I want to determine the number of roots of $f(X) = X^3-5X+20$ in $\mathbb{Z}_p$ using Hensel's lemma (lemma is on the bottom). Unfortunately I am not very well trained to solve this. Take for example $p=2$. Then reducing the polynomial modulo 2 we get
\begin{align*}
f(X) &= X^3 – 5X+20 \equiv 0 \mod 2 \\
f'(X) &= 3X^2-5\equiv X + 1 \mod 2
\end{align*}
That would mean that only $0\in\mathbb{Z}/2\mathbb{Z}$ gives a solution such that $f(0) \equiv 0$ and $f'(0)\not \equiv 0$ modulo 2, which then by Hensel's lemma gives a unique root of $f$ in $\mathbb{Z}_2$, which is $0$ modulo $2$.
The problem is that I don't know the relation between finding a root via Hensel's lemma and there really being one. I have found one root via Hensel's lemma, but what guarantees me there aren't more?

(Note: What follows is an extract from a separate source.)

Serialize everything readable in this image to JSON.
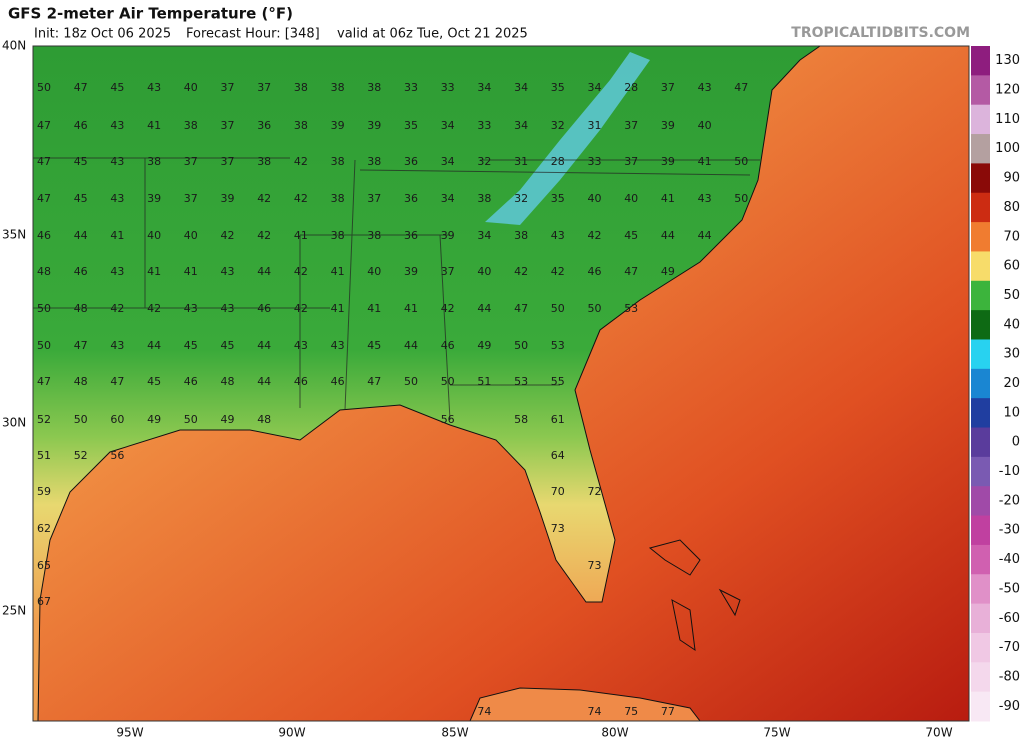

Any help on how to proceed is most welcome. Thank you in advance.
The lemma I am using:
Let $K$ be a complete field with discrete valuation $v$, valuation ring $O$ and residue field $k$. Let $f(X)\in O(X)$. Suppose that the reduction $\bar{f}(X)\in k[X]$ has a simple root $\bar{a}$, ie $\bar{f}(\bar{a}) = 0$ and $\bar{f}'(\bar{a})\neq0$. Then there exists a unique $x\in O$ such that $f(x) = 0$ and $\bar{x}=\bar{a}$.
Best Answer
This polynomial has a double root at $1$ in $\mathbb{F}_2$, so the out of the box Hensel's lemma won't apply. However we can still apply a modified version by going one power of two up. In particular the double root at 1 splits into two simple roots mod 4 (at 1 and 3). Now a modified Hensel's lemma (with essentially the same proof as the usual version) gives us that these each have a unique 2-adic lift.
One thing that is different about this modified Hensel's lemma from what you are used to is that if we want to solve $f(x) \equiv 0 \ \mod 2^n$, the lifts we get will only be unique $\mod 2^{n-1}$. In particular we get that $f(x) \equiv 0 \ \mod 2^n$ has 5 solutions for all $n > 2$.